A ofensiva militar deflagrada pela Rússia contra a Ucrânia em 24 de fevereiro de 2022 desencadeou uma das maiores crises geopolíticas desde o fim da Guerra Fria. Além do impacto humanitário e econômico, o conflito reabriu debates essenciais sobre o funcionamento e as fragilidades da ordem internacional contemporânea. Para compreender as implicações jurídicas e institucionais da guerra, o Fato Novo ouviu a advogada Bell Ivanesciuc, especialista em Direito Internacional, Governança Global e Tributação Internacional, que analisa como o conflito colocou à prova os mecanismos de segurança coletiva existentes.
Um sistema internacional pressionado à sua capacidade limite
Segundo Ivanesciuc, a invasão da Ucrânia evidenciou que a arquitetura jurídica criada após a Segunda Guerra Mundial apresenta falhas estruturais profundas.
“O conflito expôs as limitações do sistema de segurança coletiva das Nações Unidas. O Conselho de Segurança, órgão responsável por preservar a paz internacional, ficou paralisado justamente porque um membro permanente a Rússia estava diretamente envolvido no conflito. Isso desafiou o próprio fundamento da ordem internacional baseada em regras.”
A especialista destaca que a guerra colocou em xeque o princípio da proibição do uso da força, um dos pilares centrais do Direito Internacional moderno.
Responsabilidade internacional e violações jurídicas
Entre fevereiro e dezembro de 2022, diversos países e organizações denunciaram violações de normas internacionais, incluindo:
(i) integridade territorial da Ucrânia,
(ii) proteção de civis e infraestrutura essencial,
(iii) respeito a corredores humanitários,
(iv) e garantias previstas no Direito Internacional Humanitário.
Para a advogada:
“O conflito gerou um debate global sobre responsabilização internacional, crimes de guerra e eficácia das instituições multilaterais. A dificuldade em implementar decisões demonstra que o sistema depende de consensos que, em momentos de tensão geopolítica, simplesmente não existem.”
Impactos econômicos e nova configuração global
A guerra produziu efeitos imediatos na economia mundial:
(i) crise energética na Europa,
(ii) aumento global nos preços de combustíveis,
(iii) interrupção de cadeias alimentares (especialmente trigo e fertilizantes),
(iv) inflação generalizada em diversas regiões.
Segundo Ivanesciuc:
“O conflito mostrou como economia, energia e segurança internacional são interdependentes. Hoje, não existe separação entre Direito Internacional, governança econômica e sustentabilidade. A guerra acelerou uma reconfiguração geopolítica que impacta países desenvolvidos e emergentes.”
O papel da governança global em crise
A especialista explica que o conflito reacendeu a necessidade de reformar organismos internacionais como ONU, OTAN, Corte Internacional de Justiça e outras estruturas multilaterais que influenciam a paz global.

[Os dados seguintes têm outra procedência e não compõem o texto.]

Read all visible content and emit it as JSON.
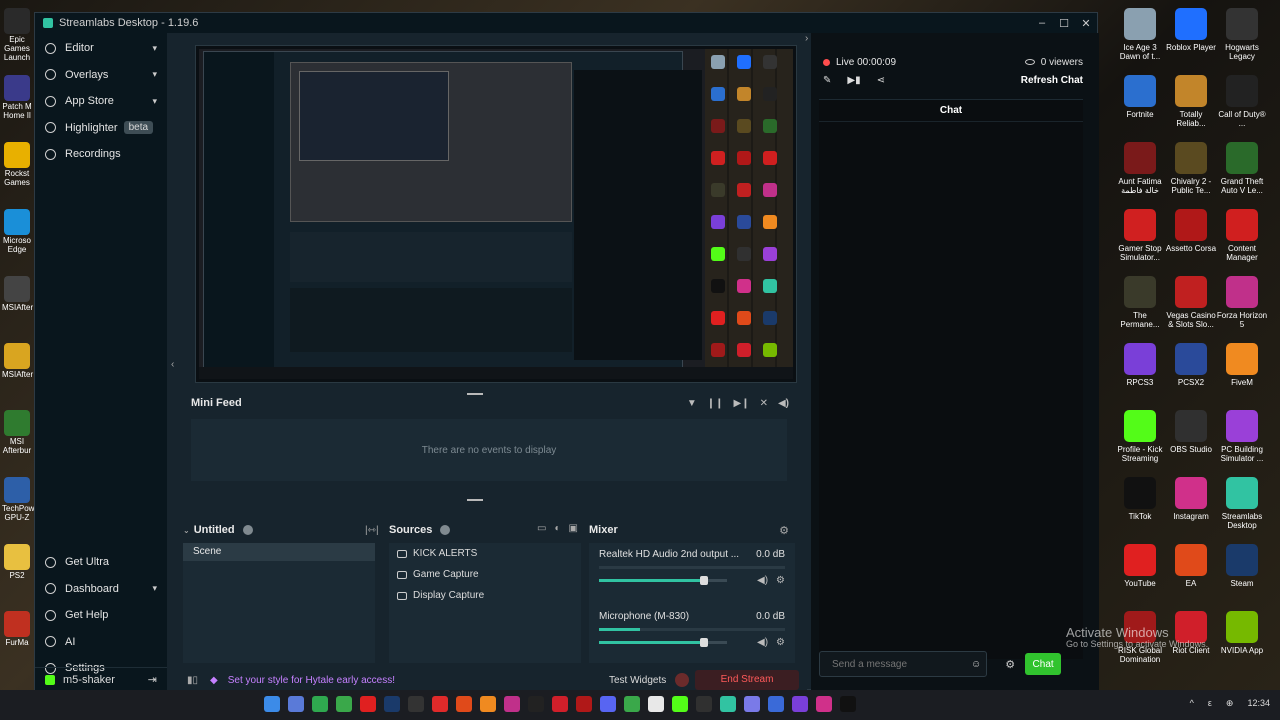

“A crise demonstrou que não basta ter tratados e princípios; é preciso ter instrumentos eficazes de implementação. O sistema multilateral precisa de mecanismos que funcionem mesmo quando grandes potências estão envolvidas no conflito.”
Ela ressalta que o Direito Internacional não é fraco, mas depende da capacidade dos Estados de cumprir e fazer cumprir suas obrigações.
Como o conflito afeta o Brasil
Mesmo geograficamente distante, o Brasil experimentou impactos diretos e indiretos ao longo de 2022:
(i) aumento de custos na produção agrícola, devido à escassez de fertilizantes;
(ii) efeitos na inflação interna;
(iii) debates sobre alinhamento diplomático e participação em organismos internacionais;
(iv) desafios energéticos e comerciais decorrentes do cenário geopolítico.
Ivanesciuc afirma:
“A guerra reforçou a importância de o Brasil fortalecer sua presença diplomática, diversificar suas fontes de insumos estratégicos e participar ativamente das discussões de governança global. Países emergentes têm papel essencial em momentos de instabilidade.”
Três fragilidades expostas pela guerra, segundo a especialista
1. Paralisação dos mecanismos de segurança coletiva
“A ONU mostrou que não possui instrumentos para conter conflitos quando um membro permanente viola as normas.”
2. Falta de previsibilidade nas cadeias globais de suprimentos
“O conflito revelou riscos estruturais para energia, alimentos e comércio internacional.”
3. Ausência de mecanismos de responsabilização efetiva
“Embora existam tribunais internacionais, sua atuação ainda é limitada em cenários de conflito entre grandes potências.”